A large majority of our employees have advanced degrees, and we also offer an educational assistance program that reimburses employees up to a maximum amount per year for courses that directly enhance his or her area of professional work or contribute to his or her immediate career growth. This program demonstrates our commitment to analytical growth, enhanced knowledge and professional development.
Reverse Stock Split
On September 27, 2023, we received a letter from the Listing Qualifications Department of the Nasdaq Stock Market notifying us that, because the bid price for our common stock had closed below $1.00 per share for the prior 30 consecutive business days, we were not in compliance with Nasdaq Listing Rule 5450(a)(1), which is the minimum bid price requirement for continued listing on the Nasdaq Global Select Market. In accordance with Nasdaq Listing Rule 5810(c)(3)(A), we were provided a 180-calendar day period, or until March 25, 2024, to regain compliance with the minimum bid price requirement. To regain compliance with the Nasdaq Listing Rules, on January 31, 2024, our stockholders approved a reverse stock split of our common stock at a range of ratios between 1-for-7 to 1-for-17, and our board of directors approved the implementation of a reverse stock split at a ratio of 1-for-12 shares of our common stock (the Reverse Stock Split). The Reverse Stock Split was effective as of February 9, 2024, our common stock began trading on the Nasdaq Global Select Market on an as-split basis on February 12, 2024, and the Company regained compliance with the minimum bid price requirement of the Nasdaq Listing Rules on February 27, 2024, by having the closing bid price of our common stock exceed $1.00 for a minimum of ten consecutive trading days during the compliance period.
Corporate History
We were incorporated in Delaware in October 2005 under the name South Island Biosciences, Inc. (which was changed to Ventrus Biosciences, Inc. in April 2007). On July 11, 2014, we acquired Assembly Pharmaceuticals, Inc., a private company, through a merger with our wholly owned subsidiary (the Merger).
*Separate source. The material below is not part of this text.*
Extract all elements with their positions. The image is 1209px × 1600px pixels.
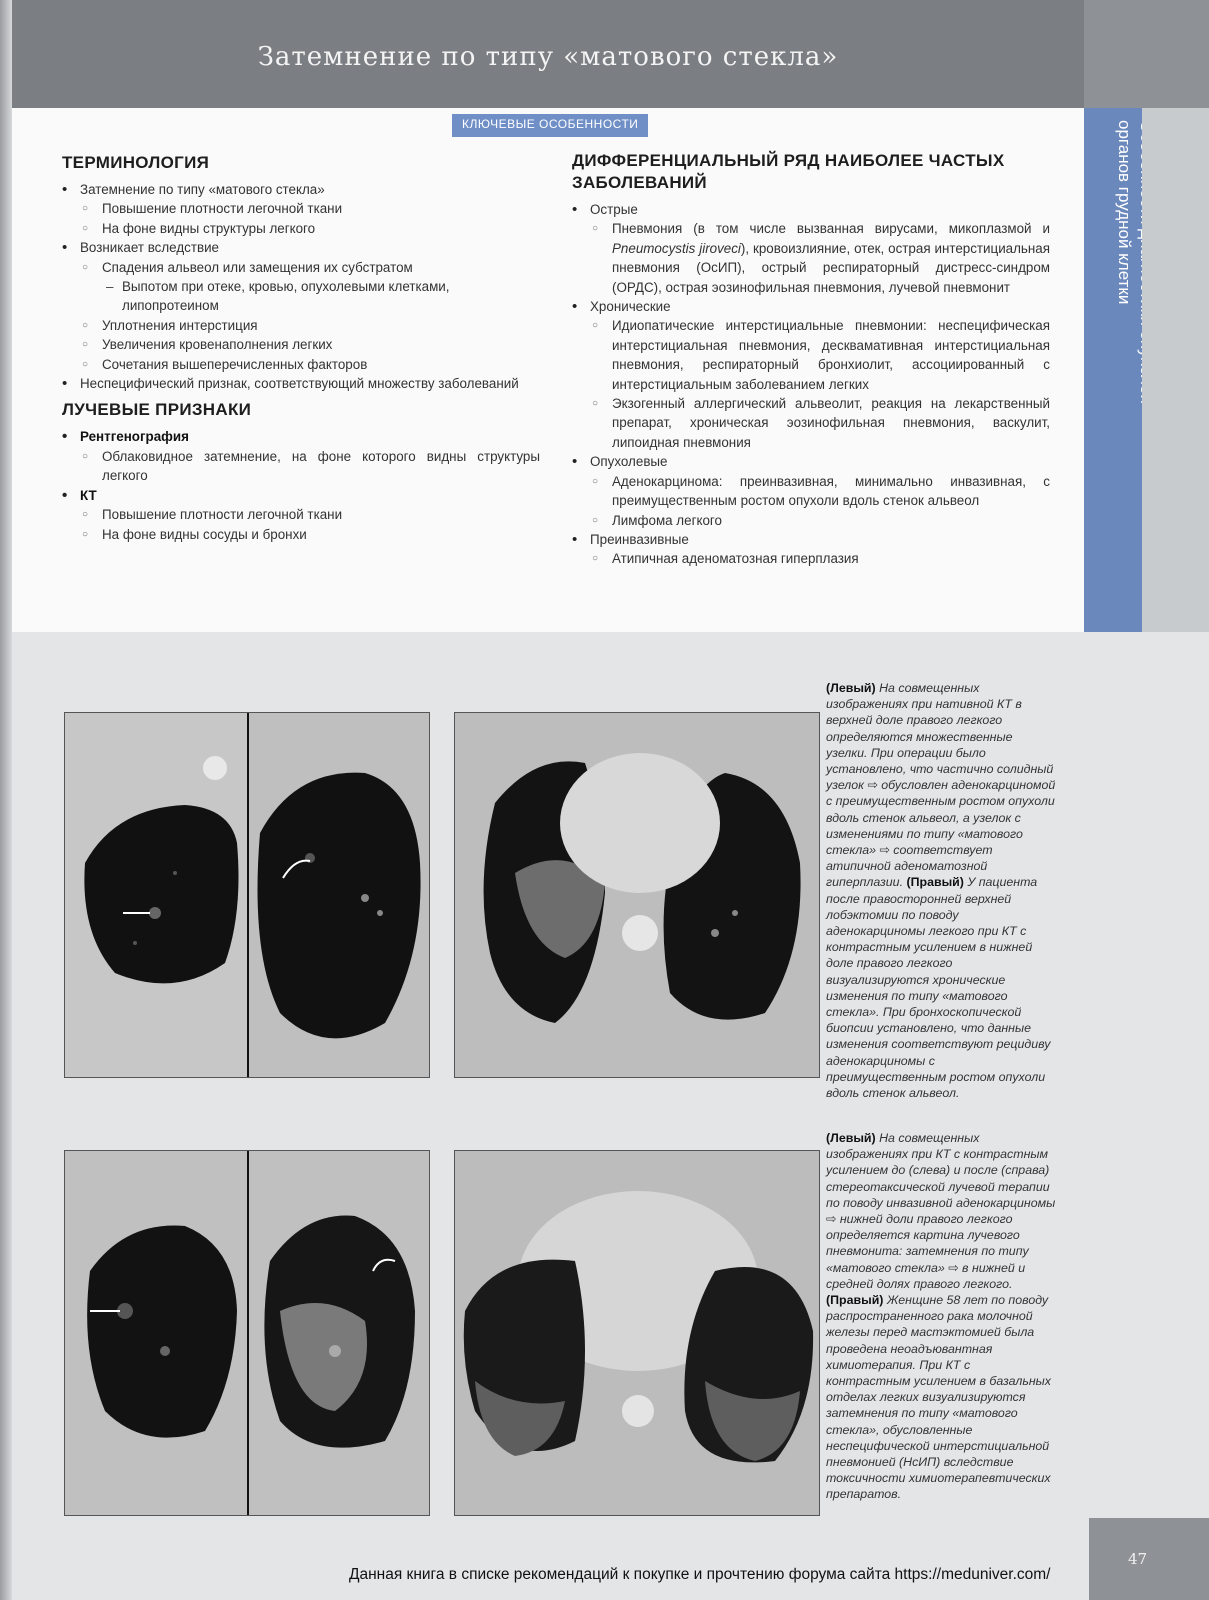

In connection with the Merger, we changed our name from Ventrus Biosciences, Inc. to Assembly Biosciences, Inc.
Corporate Information
Our principal executive office is at Two Tower Place, 7th Floor, South San Francisco, California 94080. Our telephone number is (833) 509-4583.
Available Information
Our website address is www.assemblybio.com. We routinely post, or have posted, important information for investors on our website in the “Investors” section. We use this website as a means of disclosing material information in compliance with our disclosure obligations under Regulation FD. Accordingly, investors should monitor the “Investors” section of our website, in addition to following our press releases, SEC filings, presentations and webcasts. We make available free of charge through our website our press releases, Annual Reports on Form 10-K, Quarterly Reports on Form 10-Q, Current Reports on Form 8-K and all amendments to those reports as soon as reasonably practicable after electronically filed with or furnished to the SEC.
The information contained on our website is not a part of, and should not be construed as being incorporated by reference, into this report.
The reports filed with the SEC by us and by our officers, directors and significant stockholders are available for review on the SEC’s website at www.sec.gov.